Nell’ ottobre di due anni fa, durante la presentazione del libro “Li Vurtagghie”, Alfredo Traversa intervenendo sul palco per regalarci alcuni gustosi sorsi di buona grottagliesità si rivolse al pubblico chiedendo chi dei presenti avesse mai sentito parlare di Ggiritieddu.

Ggiritieddu appunto come il Carneade di Don Abbondio: chi era costui? Un carneade Ggiritieddu di certo non lo era dato che molti Grottagliesi lo conoscevano. Ciro Polignano, fratello di Giacomino e figlio di Vincenzo Polignano, nacque il 2 gennaio del 1915. Il diminutivo di Ggiritieddu gli venne dato per la sua estrema semplicità ed umiltà. Si occupava della manutenzione dei pozzi neri.

All’ epoca Grottaglie non era servita da una rete fognaria efficiente come quella di oggi, ma ogni famiglia aveva a disposizione un pozzo nel quale defluivano tutti gli scarichi organici e non. Il buon Ggiritieddu proprio a causa del lavoro che faceva viene ancora ricordato sporco, con una tuta blu e con un aspetto trasandato che veniva utilizzato dalle mamme per mettere paura ai loro bambini per porre fine ad i loro capricci. “Ahè, vite ca ci no’ la spicce mo’ vene Ggiritieddu e ti ni porta!”.

Ggiritieddu chiaramente per non fare torto alle mamme si calava nella parte a fin di bene per incutere in qualche modo “timore” ai bambini al fine di placare i loro capricci. Si era venuto così a formare un accordo, un patto consenziente tra Ggiritieddu e le mamme, quasi come se ci avesse provato gusto a mettersi nei panni del cattivo a fin di bene.

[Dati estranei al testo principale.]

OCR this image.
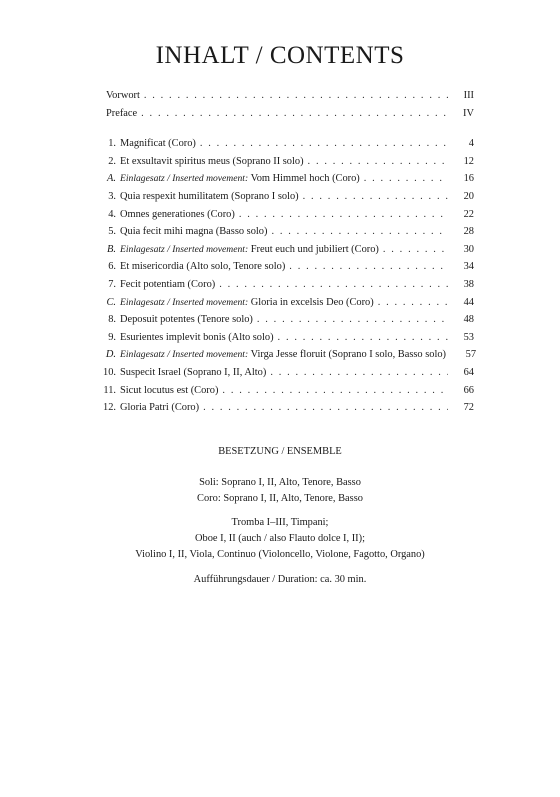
INHALT / CONTENTS
Vorwort . . .	III
Preface . . .	IV
1. Magnificat (Coro) . . .	4
2. Et exsultavit spiritus meus (Soprano II solo) . . .	12
A. Einlagesatz / Inserted movement: Vom Himmel hoch (Coro) . . .	16
3. Quia respexit humilitatem (Soprano I solo) . . .	20
4. Omnes generationes (Coro) . . .	22
5. Quia fecit mihi magna (Basso solo) . . .	28
B. Einlagesatz / Inserted movement: Freut euch und jubiliert (Coro) . . .	30
6. Et misericordia (Alto solo, Tenore solo) . . .	34
7. Fecit potentiam (Coro) . . .	38
C. Einlagesatz / Inserted movement: Gloria in excelsis Deo (Coro) . . .	44
8. Deposuit potentes (Tenore solo) . . .	48
9. Esurientes implevit bonis (Alto solo) . . .	53
D. Einlagesatz / Inserted movement: Virga Jesse floruit (Soprano I solo, Basso solo)	57
10. Suspecit Israel (Soprano I, II, Alto) . . .	64
11. Sicut locutus est (Coro) . . .	66
12. Gloria Patri (Coro) . . .	72
BESETZUNG / ENSEMBLE
Soli: Soprano I, II, Alto, Tenore, Basso
Coro: Soprano I, II, Alto, Tenore, Basso
Tromba I–III, Timpani;
Oboe I, II (auch / also Flauto dolce I, II);
Violino I, II, Viola, Continuo (Violoncello, Violone, Fagotto, Organo)
Aufführungsdauer / Duration: ca. 30 min.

Le mamme quando vedevano Ggiritieddu lavorare nei pressi della loro abitazione non esitavano a cogliere la palla al balzo approfittando della sua disponibilità per tenere tranquilli i propri pargoli.

I bambini chiaramente ci cascavano vedendo in lui tutte le caratteristiche dell’ uomo nero (per ovvie necessità), cattivo, burbero, trasandato, pronto a rapirli all’insaputa delle loro mamme.

Dopo anni di onorato e “sporco” servizio a disposizione della municipalità e dopo essere “stato costretto” a spaventare generazioni di bambini “monelli” Ggiritieddu si spense il 23 gennaio del 1994 all’ età di 79 anni compiuti.